気象観測の分類上では、みぞれは雪になるので、
もしシーズンの最初にみぞれが降ったとしたら、
それが初雪となります。
天気予報でみぞれを予想する事は難しいことから、
「雨または雪が降るでしょう」
「雪または雨が降るでしょう」
といった表現がよく使われます。
みぞれが降りやすい環境は、
地上の気温が0℃よりも高く、
上空の気温が3℃~6℃くらいの条件の時です。
地上付近の気温が高いと、降る雪が途中で溶けて、雪より速く落ちるんですね。
みぞれは雨と雪が同時に降る現象なので、
氷の粒ではなく雪の結晶があります。
都心では雪が降る際はみぞれになることが多いですが、
日本海側では初冬や初春の頃によくみられます。
雪とみぞれとあられとひょうの違いは?
雪のつぶは、上空の雲の中でできます。
雪とは雲の中で水蒸気が凍り、氷の結晶になったもの。
雲の中で水蒸気が凍って小さな氷の結晶が発生し、
それが成長して雪片になり、地上に降ってくるのが雪です。
ちなみに地上に落ちるまでの途中で溶けたものは雨になります。
この雪の形(雪の結晶)は、そのときそのときの、温度や空気の湿りぐあいで決まります。
たとえば、水蒸気の多いところを通る雪は、六枚の花びらのような形になり、
水蒸気が少なく温度が低いところを通る雪は、角ばった柱のような形になります。
雪の結晶は手にとっても見ることができますね。
雪とあられとひょうとみぞれの最も大きな相違点は、この「結晶」があるかないかです。
「雪やみぞれには結晶が存在するが、ひょうやあられには結晶が存在しない」
雪とあられとひょうとみぞれ、
いずれも水が凍った氷でできていますが、
粒の大きさの他にも、構造上の違いがあるというわけです。
あられとひょうとみぞれの違いとは?雪とはどのように違うの? まとめ
空から降ってくる「雪」も「あられ」も「ひょう」も「みぞれ」も、成分は水で、雲の中で作られます。

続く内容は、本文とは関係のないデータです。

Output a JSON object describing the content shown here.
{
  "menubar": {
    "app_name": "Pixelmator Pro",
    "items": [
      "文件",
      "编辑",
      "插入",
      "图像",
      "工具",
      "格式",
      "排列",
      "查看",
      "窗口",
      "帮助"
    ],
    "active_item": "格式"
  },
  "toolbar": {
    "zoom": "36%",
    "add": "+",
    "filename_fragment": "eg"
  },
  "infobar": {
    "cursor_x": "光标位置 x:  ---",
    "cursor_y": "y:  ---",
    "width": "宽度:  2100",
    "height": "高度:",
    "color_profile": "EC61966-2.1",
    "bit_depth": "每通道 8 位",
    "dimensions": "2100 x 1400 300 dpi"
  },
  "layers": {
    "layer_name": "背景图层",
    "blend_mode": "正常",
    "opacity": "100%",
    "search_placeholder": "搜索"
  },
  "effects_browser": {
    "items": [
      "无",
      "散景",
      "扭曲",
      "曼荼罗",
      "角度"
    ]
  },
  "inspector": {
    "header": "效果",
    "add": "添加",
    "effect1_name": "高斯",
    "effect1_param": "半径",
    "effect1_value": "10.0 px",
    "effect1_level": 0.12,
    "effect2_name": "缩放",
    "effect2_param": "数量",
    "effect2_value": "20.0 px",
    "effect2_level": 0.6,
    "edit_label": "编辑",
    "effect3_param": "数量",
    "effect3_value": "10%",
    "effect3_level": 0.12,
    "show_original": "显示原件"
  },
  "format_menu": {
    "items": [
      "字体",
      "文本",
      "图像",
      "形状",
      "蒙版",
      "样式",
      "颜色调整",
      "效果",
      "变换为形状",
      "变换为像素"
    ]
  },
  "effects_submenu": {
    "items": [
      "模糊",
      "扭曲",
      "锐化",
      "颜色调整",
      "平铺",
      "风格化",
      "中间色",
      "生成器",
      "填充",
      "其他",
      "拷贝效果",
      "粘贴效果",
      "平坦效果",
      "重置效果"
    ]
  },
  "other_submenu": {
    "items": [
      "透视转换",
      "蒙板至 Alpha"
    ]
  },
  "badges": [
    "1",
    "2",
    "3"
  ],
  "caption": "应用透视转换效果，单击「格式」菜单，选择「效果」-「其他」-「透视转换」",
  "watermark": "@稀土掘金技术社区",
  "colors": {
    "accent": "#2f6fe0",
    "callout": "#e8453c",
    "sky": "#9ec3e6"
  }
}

- あられは、雲から降る直径5ミリ未満の氷の粒のこと。
- ひょうは、雲から降る直径5ミリ以上の氷の塊のこと。
- みぞれは、雪と雨が混ざって降る状態のこと。
- 雪は、雲の中で水蒸気が凍り、氷の結晶になったもの。
雪とあられとひょうとみぞれ、
いずれも水が凍った氷でできていますが、
雪やみぞれには結晶が存在しますが、
ひょうやあられには結晶が存在しません。
粒の大きさの他にも、構造上の違いがあるというわけです。
あられとよく似たひょうのエピソードとしては、
1917年(大正6年)6月29日、
埼玉県熊谷付近で降った超ビッグサイズのひょうが有名です。
普通で夏みかん大、
大きいものではかぼちゃ大の、
重さ約3.4kgのひょうが降ったという記録があります。
天気予報で雪と予報が出たら足元に注意、
あられの予報は上空注意、
ひょうの予報が出たら外出は控えるのが無難ですね。